確かに遺伝子やmicro RNAはヒトより多いが、14倍というゲノムサイズの違いから考えると、差はほとんどなく、コードされた遺伝子とは異なる部分の大きさがこの大きな差を作っている。その原因の一つは、イントロンが異常に大きいことだが(最大のものはDMBT1遺伝子の第一イントロンの5.8Mb)、それよりも何よりも現在も活動しているトランスポゾン、特にLINEと呼ばれるトランスポゾンが増大して、大きなゲノムを作っている。しかし、これを除くと、ゲノム構造は脊髄動物共通の構造(シンテニー)をとっている。

もちろん、上陸作戦で新たに起こったゲノム変化についても見ているが、正直いって表面を引っ掻いたという程度の結果で止まっているが、ゲノムをみるだけではわからないことも多く、今後の研究が必要だ。とりあえず示された結果を以下に列挙しておく。

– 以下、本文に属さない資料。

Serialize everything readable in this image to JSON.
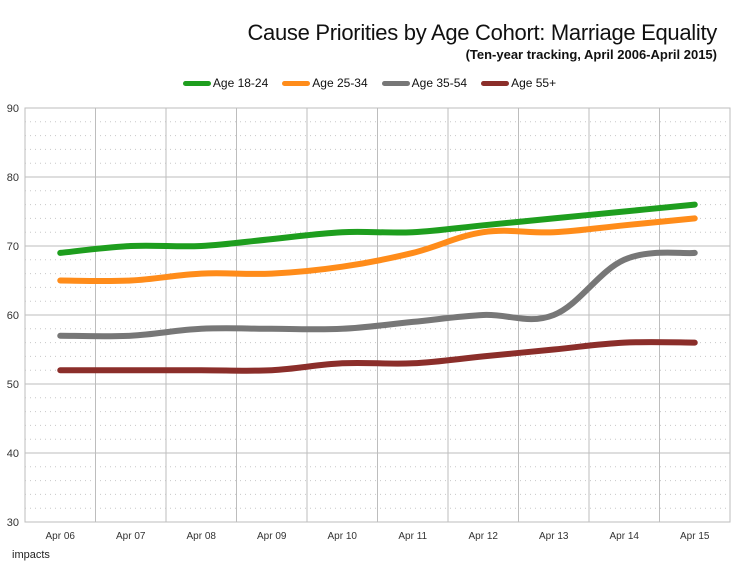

  • 259種類の肺魚への進化で変化した遺伝子を明らかにしているが、その多くはメスの生殖に関わるエストロジェンなどの遺伝子。上陸と雌の生殖システムの変化はこれまで考えたこともなかったので、面白そうだ。
  • 肺の進化と共にshhの発現が、両生類型に変化する。また、肺を膨らませるサーファクタント遺伝子が進化する。
  • フェロモンを感じる鋤鼻の匂い受容体の数が増え、陸上での匂い受容体の進化の前触れになっている。
  • 四肢の発生に必須の転写因子Sall1発現パターンは肉鰭類の中では最も四肢動物に近く、またHoxc13の発現パターンもアホロートルに近づいている。
  • Hoxdクラスターのサイズは哺乳動物より大きいが、これはhoxd12以降に長いイントロンが存在するためだが、d8-d11についてはほとんどアホロートルと同じで、肺魚がルーツであることがわかる。言い換えると、アホロートルは肺魚と四肢類のちょうど中間で、その結果d13の発現場所については、アホロートルは肺魚に近く、カエルとは異なる。

以上が結果で、進化の道筋という点ではまだまだ断片的だ。ととはいえ、ただ努力賞の論文というだけでは決してなく、今後の大きな財産を残せた研究だと言える。この大きなゲノムにおじけづかず、果敢に上陸作戦の進化にチャレンジする研究者が出ることを期待したい。